The Antitrust Division’s investigations into collusion surrounding LIBOR and into price-fixing and bid-rigging in the auto parts sector dominated the criminal antitrust enforcement agenda in fiscal year 2013. The fines imposed in these investigations accounted for nearly 99% of the fiscal year total.
This year’s fine total is due in large part to a group of plea agreements in the auto parts investigation inked in the final days of the fiscal year, which yielded a total of USD740 million in criminal fines. In these last-minute deals, nine Japanese car-parts makers and two executives entered plea agreements for their involvement in various conspiracies to fix prices of more than 30 different auto parts sold to manufacturers in the U.S. and abroad. Attorney General Eric Holder announced the deals, explaining that “these international price-fixing conspiracies affected more than USD5bn in automobile parts sold to U.S. car manufacturers, and more than 25m cars purchased by American consumers were affected by the illegal conduct.” So far, the investigation into auto parts has yielded over USD1.6bn in criminal fines, as well as prison sentences for 17 executives.
The 2013 fine statistics also reflect a continued focus of the Antitrust Division on conduct by foreign-based corporations. Fines imposed on Japanese, Korean, UK, and Taiwanese companies, and their subsidiaries, account for 100% of the corporate fines imposed this year. Japanese corporations were the hardest hit, with their combined total accounting for nearly 90% of the fines obtained.

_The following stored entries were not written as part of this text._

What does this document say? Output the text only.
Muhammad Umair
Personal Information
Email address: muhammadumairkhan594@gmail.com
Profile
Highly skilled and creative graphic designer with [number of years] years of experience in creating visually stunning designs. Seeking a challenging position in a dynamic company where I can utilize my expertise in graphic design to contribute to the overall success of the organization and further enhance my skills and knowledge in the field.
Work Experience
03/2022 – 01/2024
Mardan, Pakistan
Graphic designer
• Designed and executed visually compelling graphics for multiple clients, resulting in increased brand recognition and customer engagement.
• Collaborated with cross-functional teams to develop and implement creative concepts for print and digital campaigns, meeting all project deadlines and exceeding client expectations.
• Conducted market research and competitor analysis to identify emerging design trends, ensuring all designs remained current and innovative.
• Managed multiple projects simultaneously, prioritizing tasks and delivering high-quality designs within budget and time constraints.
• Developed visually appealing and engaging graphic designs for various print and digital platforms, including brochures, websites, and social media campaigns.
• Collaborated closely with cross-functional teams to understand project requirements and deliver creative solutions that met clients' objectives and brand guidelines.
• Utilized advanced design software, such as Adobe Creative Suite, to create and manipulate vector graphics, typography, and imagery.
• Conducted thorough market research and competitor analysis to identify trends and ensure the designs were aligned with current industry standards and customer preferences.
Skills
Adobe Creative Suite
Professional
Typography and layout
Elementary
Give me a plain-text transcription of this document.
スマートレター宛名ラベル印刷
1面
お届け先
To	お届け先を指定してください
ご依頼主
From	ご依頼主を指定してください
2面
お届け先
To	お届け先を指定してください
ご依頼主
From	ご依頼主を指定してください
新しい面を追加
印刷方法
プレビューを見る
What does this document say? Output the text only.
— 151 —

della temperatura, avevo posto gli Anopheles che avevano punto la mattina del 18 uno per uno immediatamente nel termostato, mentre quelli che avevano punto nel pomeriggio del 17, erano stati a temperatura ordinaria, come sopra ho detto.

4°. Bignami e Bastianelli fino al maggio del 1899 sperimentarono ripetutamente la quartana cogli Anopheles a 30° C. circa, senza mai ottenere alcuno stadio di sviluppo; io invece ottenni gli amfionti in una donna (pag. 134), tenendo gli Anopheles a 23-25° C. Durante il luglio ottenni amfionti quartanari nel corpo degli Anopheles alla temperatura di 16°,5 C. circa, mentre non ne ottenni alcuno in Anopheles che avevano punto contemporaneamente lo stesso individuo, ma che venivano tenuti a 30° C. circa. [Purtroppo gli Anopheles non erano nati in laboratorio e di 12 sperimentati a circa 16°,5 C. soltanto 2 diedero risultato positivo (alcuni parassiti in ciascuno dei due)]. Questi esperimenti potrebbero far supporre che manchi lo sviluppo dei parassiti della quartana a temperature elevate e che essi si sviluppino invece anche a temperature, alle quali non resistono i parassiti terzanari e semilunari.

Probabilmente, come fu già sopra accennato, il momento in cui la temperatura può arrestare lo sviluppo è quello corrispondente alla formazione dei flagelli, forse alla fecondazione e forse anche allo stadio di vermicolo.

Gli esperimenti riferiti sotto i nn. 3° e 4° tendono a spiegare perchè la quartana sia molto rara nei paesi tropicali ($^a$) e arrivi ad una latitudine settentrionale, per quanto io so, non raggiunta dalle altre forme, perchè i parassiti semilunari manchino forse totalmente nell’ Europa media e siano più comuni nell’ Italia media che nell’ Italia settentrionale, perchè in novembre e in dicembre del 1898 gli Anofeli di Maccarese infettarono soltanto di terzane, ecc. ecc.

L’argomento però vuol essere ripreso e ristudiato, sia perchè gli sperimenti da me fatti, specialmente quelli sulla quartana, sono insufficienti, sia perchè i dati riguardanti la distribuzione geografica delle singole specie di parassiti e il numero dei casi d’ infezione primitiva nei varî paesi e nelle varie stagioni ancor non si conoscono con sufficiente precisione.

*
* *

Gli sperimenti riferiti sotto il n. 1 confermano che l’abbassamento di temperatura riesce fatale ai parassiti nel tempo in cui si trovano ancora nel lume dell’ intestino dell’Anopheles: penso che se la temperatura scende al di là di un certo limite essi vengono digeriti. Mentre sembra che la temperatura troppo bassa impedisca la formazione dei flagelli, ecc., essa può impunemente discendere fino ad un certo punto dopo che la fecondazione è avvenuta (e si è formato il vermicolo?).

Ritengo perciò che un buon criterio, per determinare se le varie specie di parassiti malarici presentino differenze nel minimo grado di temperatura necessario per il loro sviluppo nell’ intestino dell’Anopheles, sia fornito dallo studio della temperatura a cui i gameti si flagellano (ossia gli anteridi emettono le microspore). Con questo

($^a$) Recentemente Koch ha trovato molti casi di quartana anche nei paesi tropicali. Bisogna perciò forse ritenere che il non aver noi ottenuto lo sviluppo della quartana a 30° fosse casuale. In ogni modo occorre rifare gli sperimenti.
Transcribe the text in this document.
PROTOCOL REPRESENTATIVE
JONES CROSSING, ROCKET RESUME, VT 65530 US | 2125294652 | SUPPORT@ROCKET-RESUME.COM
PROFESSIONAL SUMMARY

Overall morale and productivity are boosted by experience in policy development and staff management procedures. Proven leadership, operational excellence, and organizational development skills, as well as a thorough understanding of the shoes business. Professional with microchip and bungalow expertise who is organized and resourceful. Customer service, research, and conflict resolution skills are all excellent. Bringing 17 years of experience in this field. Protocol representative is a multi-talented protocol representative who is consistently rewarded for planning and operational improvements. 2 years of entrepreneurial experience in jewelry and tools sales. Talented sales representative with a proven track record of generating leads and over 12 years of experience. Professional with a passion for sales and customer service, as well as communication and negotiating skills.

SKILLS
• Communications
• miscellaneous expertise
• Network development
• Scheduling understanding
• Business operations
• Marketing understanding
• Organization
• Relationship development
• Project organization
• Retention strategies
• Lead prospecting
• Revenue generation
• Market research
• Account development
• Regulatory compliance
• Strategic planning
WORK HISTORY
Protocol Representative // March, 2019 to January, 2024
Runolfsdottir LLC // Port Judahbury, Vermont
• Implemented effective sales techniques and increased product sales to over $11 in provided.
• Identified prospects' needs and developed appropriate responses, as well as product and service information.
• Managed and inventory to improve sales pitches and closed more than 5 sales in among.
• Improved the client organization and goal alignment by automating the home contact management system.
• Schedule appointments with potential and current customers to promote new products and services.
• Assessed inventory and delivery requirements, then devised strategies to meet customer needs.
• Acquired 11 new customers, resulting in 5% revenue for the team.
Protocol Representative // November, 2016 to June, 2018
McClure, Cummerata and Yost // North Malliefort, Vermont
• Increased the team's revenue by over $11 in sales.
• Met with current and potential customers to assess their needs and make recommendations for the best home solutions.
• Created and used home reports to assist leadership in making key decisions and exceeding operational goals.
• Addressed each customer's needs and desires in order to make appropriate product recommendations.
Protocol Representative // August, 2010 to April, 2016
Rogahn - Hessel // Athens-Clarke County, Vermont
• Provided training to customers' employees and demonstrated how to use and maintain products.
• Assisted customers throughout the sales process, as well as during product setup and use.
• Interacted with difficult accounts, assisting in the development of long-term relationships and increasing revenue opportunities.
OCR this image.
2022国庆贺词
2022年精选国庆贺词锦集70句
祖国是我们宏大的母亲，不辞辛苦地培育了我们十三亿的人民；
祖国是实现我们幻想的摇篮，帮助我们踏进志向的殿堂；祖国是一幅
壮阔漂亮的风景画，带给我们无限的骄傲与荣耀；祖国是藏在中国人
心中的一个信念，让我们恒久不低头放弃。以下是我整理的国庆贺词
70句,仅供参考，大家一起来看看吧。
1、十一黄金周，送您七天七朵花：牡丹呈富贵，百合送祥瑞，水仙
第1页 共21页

While fiscal year 2013 proved to be another record year for the Antitrust Division in terms of corporate fines, there are signs that U.S. antitrust enforcers will struggle to achieve fines of a similar magnitude in fiscal year 2014. The Antitrust Division continues to struggle under the weight of the LIBOR and auto parts investigations at a time when the Division is severely resource constrained. If left unresolved, these constraints may slow the Antitrust Division’s activity in the auto parts and LIBOR investigations over the course of the coming year, as well as constrict the pipeline of new investigations the Division is capable of pursuing. And the government shut down will only exacerbate the problem, with the Antitrust Division already announcing that many investigations may be suspended until Congress resolves the budget stalemate.